Even before Hill, the Supreme Court had begun to change the legal landscape when it came to interaction between the sexes at work. In a landmark case involving a bank teller and her male supervisor, the Court breathed additional meaning into Title VII of the Civil Rights Act of 1964, the law that prohibits discrimination on the basis of gender, as well as on the basis of race, religion, national origin and color. Harassment, according to the Court, was just another way of pushing women aside and foreclosing "equal employment opportunity." And so began the era of policing the workforce for unprofessional sexual behavior.
Human behavior of this nature does not lend itself easily to legal definitions. At times it has seemed that almost any comment of a sexual nature from one employee to another was enough to land not only the employees but also their employer in court.
What is the stuff of normal group interaction involving mixed company? When does behavior cross the line and constitute workplace gender discrimination?

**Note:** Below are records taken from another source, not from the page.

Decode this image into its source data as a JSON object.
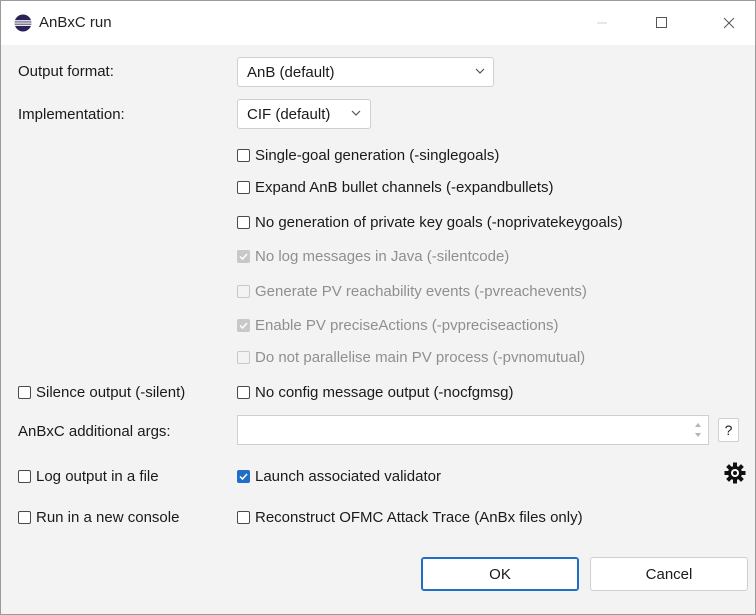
{
  "window": {
    "title": "AnBxC run",
    "icon": "eclipse-icon",
    "controls": [
      "minimize-icon",
      "maximize-icon",
      "close-icon"
    ]
  },
  "form": {
    "output_format": {
      "label": "Output format:",
      "value": "AnB (default)"
    },
    "implementation": {
      "label": "Implementation:",
      "value": "CIF (default)"
    },
    "options": [
      {
        "label": "Single-goal generation (-singlegoals)",
        "checked": false,
        "enabled": true
      },
      {
        "label": "Expand AnB bullet channels (-expandbullets)",
        "checked": false,
        "enabled": true
      },
      {
        "label": "No generation of private key goals (-noprivatekeygoals)",
        "checked": false,
        "enabled": true
      },
      {
        "label": "No log messages in Java (-silentcode)",
        "checked": true,
        "enabled": false
      },
      {
        "label": "Generate PV reachability events (-pvreachevents)",
        "checked": false,
        "enabled": false
      },
      {
        "label": "Enable PV preciseActions (-pvpreciseactions)",
        "checked": true,
        "enabled": false
      },
      {
        "label": "Do not parallelise main PV process (-pvnomutual)",
        "checked": false,
        "enabled": false
      }
    ],
    "silence_output": {
      "label": "Silence output (-silent)",
      "checked": false
    },
    "no_config_msg": {
      "label": "No config message output (-nocfgmsg)",
      "checked": false
    },
    "additional_args": {
      "label": "AnBxC additional args:",
      "value": ""
    },
    "help_button": "?",
    "log_output": {
      "label": "Log output in a file",
      "checked": false
    },
    "launch_validator": {
      "label": "Launch associated validator",
      "checked": true
    },
    "settings_icon": "gear-icon",
    "new_console": {
      "label": "Run in a new console",
      "checked": false
    },
    "reconstruct_trace": {
      "label": "Reconstruct OFMC Attack Trace (AnBx files only)",
      "checked": false
    }
  },
  "buttons": {
    "ok": "OK",
    "cancel": "Cancel"
  },
  "colors": {
    "accent": "#1f6fc9",
    "background": "#f3f3f3",
    "titlebar": "#ffffff"
  }
}
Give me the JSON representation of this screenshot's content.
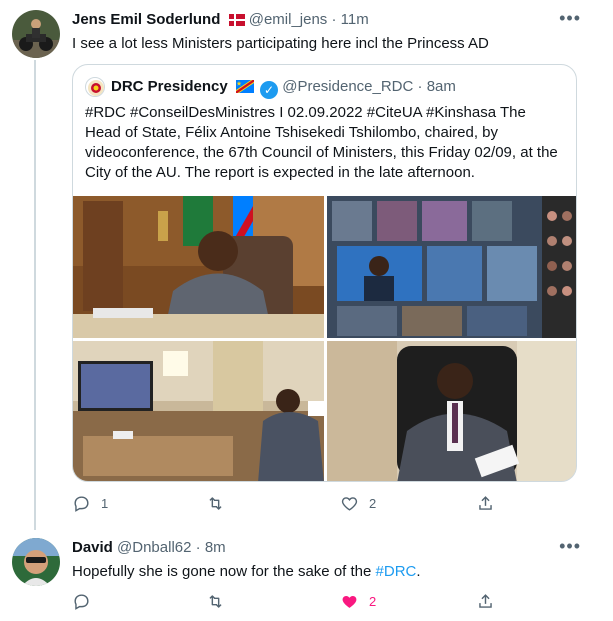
{
  "tweet1": {
    "name": "Jens Emil Soderlund",
    "handle": "@emil_jens",
    "time": "11m",
    "text": "I see a lot less Ministers participating here incl the Princess AD",
    "actions": {
      "replies": "1",
      "retweets": "",
      "likes": "2"
    },
    "icons": {
      "flag": "denmark-flag-icon",
      "more": "more-icon"
    }
  },
  "quote": {
    "name": "DRC Presidency",
    "handle": "@Presidence_RDC",
    "time": "8am",
    "text_tags": "#RDC #ConseilDesMinistres I 02.09.2022 #CiteUA #Kinshasa",
    "text_body": " The Head of State, Félix Antoine Tshisekedi Tshilombo, chaired, by videoconference, the 67th Council of Ministers, this Friday 02/09, at the City of the AU. The report is expected in the late afternoon.",
    "icons": {
      "flag": "drc-flag-icon",
      "verified": "verified-badge-icon"
    }
  },
  "tweet2": {
    "name": "David",
    "handle": "@Dnball62",
    "time": "8m",
    "text_prefix": "Hopefully she is gone now for the sake of the ",
    "hashtag": "#DRC",
    "text_suffix": ".",
    "actions": {
      "replies": "",
      "retweets": "",
      "likes": "2"
    }
  },
  "separator": "·",
  "colors": {
    "accent": "#1d9bf0",
    "like": "#f91880",
    "muted": "#536471"
  }
}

Not surprisingly, there have been differences of opinion among judges and lawmakers over the decades. Those differences have played out in court decisions as the law has developed and matured. Fortunately, over time, the extreme ends of the definition of sexual harassment appear to have fallen away, and even though the concept still defies precise definition, a more common sense approach has emerged.

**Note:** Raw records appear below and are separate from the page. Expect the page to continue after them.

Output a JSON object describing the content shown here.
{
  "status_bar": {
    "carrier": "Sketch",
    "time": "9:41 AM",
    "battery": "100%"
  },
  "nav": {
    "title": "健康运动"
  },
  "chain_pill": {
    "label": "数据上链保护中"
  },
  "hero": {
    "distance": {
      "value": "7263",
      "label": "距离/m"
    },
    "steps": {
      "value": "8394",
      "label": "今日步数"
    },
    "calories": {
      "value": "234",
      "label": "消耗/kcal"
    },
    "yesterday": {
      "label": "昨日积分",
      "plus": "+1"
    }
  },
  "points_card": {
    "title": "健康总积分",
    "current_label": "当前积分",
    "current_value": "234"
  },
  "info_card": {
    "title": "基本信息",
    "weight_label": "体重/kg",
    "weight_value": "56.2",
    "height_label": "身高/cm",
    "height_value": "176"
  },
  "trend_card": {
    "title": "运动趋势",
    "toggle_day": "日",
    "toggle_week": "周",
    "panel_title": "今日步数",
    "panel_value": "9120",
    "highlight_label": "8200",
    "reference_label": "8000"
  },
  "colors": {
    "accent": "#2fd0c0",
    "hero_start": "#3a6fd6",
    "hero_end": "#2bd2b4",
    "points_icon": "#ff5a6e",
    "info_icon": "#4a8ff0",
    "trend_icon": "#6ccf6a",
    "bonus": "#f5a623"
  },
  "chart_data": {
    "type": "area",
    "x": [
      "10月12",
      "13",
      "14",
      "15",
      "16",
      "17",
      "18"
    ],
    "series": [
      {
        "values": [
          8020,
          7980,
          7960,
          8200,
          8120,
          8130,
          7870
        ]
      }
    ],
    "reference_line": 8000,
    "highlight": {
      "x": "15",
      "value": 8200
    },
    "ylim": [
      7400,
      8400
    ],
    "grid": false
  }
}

One thing that has not changed is the requirement that every employer with more than a few employees establish written ground rules for workplace behavior It's not enough to write the rules and stick them in a binder on a bookshelf, either. In fact, rarely in employment law does pretending to be an ostrich have the desired outcome. Instead, employers must announce the policy forbidding sexual harassment, publicize the punishment for violating that policy, and set out the mechanism for complaints. Once made, complaints must receive "hot potato" priority treatment, and employers' responses must be designed not only to remediate but also to prevent the misconduct from happening again.
But even with all these precautions in place, a business can still find itself on the receiving end of legal liability if an individual in whom it has entrusted responsibility to supervise others instead misuses that authority and misbehaves. Just who is a "supervisor" capable of causing such a result has been the subject of controversy.

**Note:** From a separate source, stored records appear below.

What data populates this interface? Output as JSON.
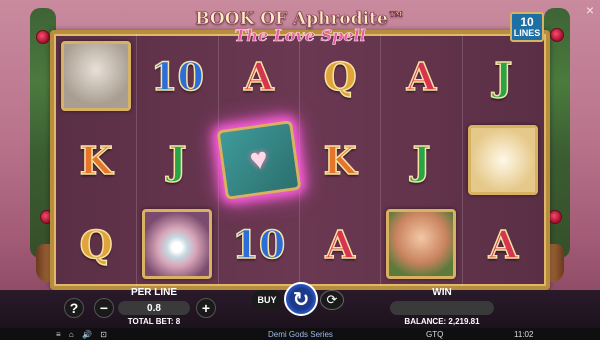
{
  "close_icon": "×",
  "logo": {
    "main": "BOOK OF Aphrodite™",
    "sub": "The Love Spell"
  },
  "lines_badge": {
    "number": "10",
    "label": "LINES"
  },
  "reels": [
    [
      {
        "type": "pic",
        "kind": "statue"
      },
      {
        "type": "letter",
        "text": "K",
        "color": "orange"
      },
      {
        "type": "letter",
        "text": "Q",
        "color": "gold"
      }
    ],
    [
      {
        "type": "letter",
        "text": "10",
        "color": "blue"
      },
      {
        "type": "letter",
        "text": "J",
        "color": "green"
      },
      {
        "type": "pic",
        "kind": "pearl"
      }
    ],
    [
      {
        "type": "letter",
        "text": "A",
        "color": "red"
      },
      {
        "type": "book"
      },
      {
        "type": "letter",
        "text": "10",
        "color": "blue"
      }
    ],
    [
      {
        "type": "letter",
        "text": "Q",
        "color": "gold"
      },
      {
        "type": "letter",
        "text": "K",
        "color": "orange"
      },
      {
        "type": "letter",
        "text": "A",
        "color": "red"
      }
    ],
    [
      {
        "type": "letter",
        "text": "A",
        "color": "red"
      },
      {
        "type": "letter",
        "text": "J",
        "color": "green"
      },
      {
        "type": "pic",
        "kind": "goddess"
      }
    ],
    [
      {
        "type": "letter",
        "text": "J",
        "color": "green"
      },
      {
        "type": "pic",
        "kind": "dove"
      },
      {
        "type": "letter",
        "text": "A",
        "color": "red"
      }
    ]
  ],
  "controls": {
    "help": "?",
    "minus": "−",
    "plus": "+",
    "per_line_label": "PER LINE",
    "per_line_value": "0.8",
    "total_bet": "TOTAL BET: 8",
    "buy": "BUY",
    "spin": "↻",
    "autoplay": "⟳",
    "win_label": "WIN",
    "win_value": "",
    "balance": "BALANCE: 2,219.81"
  },
  "status": {
    "icons": "≡ ⌂ 🔊 ⊡",
    "brand": "Demi Gods Series",
    "currency": "GTQ",
    "clock": "11:02"
  }
}
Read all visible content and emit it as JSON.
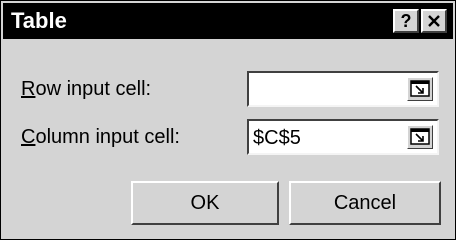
{
  "window": {
    "title": "Table",
    "help_label": "?"
  },
  "fields": {
    "row_input": {
      "label_accesskey": "R",
      "label_rest": "ow input cell:",
      "value": ""
    },
    "column_input": {
      "label_accesskey": "C",
      "label_rest": "olumn input cell:",
      "value": "$C$5"
    }
  },
  "buttons": {
    "ok_label": "OK",
    "cancel_label": "Cancel"
  },
  "icons": {
    "help": "help-icon",
    "close": "close-icon",
    "collapse_dialog": "collapse-dialog-icon"
  },
  "colors": {
    "title_bar": "#000000",
    "title_text": "#ffffff",
    "dialog_face": "#d4d4d4",
    "field_background": "#ffffff"
  }
}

In late June 2013, the Supreme Court visited the issue of sexual harassment again. This time it was to clarify that, absent negligence on an employer's part, an employer should only be held liable for the actions of a "wayward supervisor" if the supervisor had authority to wield sufficient power to hire, fire, demote, promote, transfer or discipline the victim. Certainly, the classic definition of "supervisor" would include the authority to do one or more of these things. But over the years this distinction had become less clear, and employers had been held liable for the sexual misconduct of employees with much less authority. In Vance v. Ball State University, the Supreme Court, in a 5-4 divided opinion (indicating just how controversial this subject still is), has returned the definition to its common sense roots.
The Vance v. Ball State University opinion is, without question, helpful to employers when it comes to determining liability for sexual harassment. However, it is not a "get out of jail free card." Employers should listen carefully to this message underlying the Court's opinion: with sexual harassment, there is little room for error. Supervisors with authority to take tangible employment actions must be beyond reproach in their dealings with subordinates. Stated another way, the Court's message repeats a fundamental truth for every business: choose your supervisors wisely and train them well. Often where they go, so goes the company.
This information should not be interpreted as legal advice with respect to specific situations.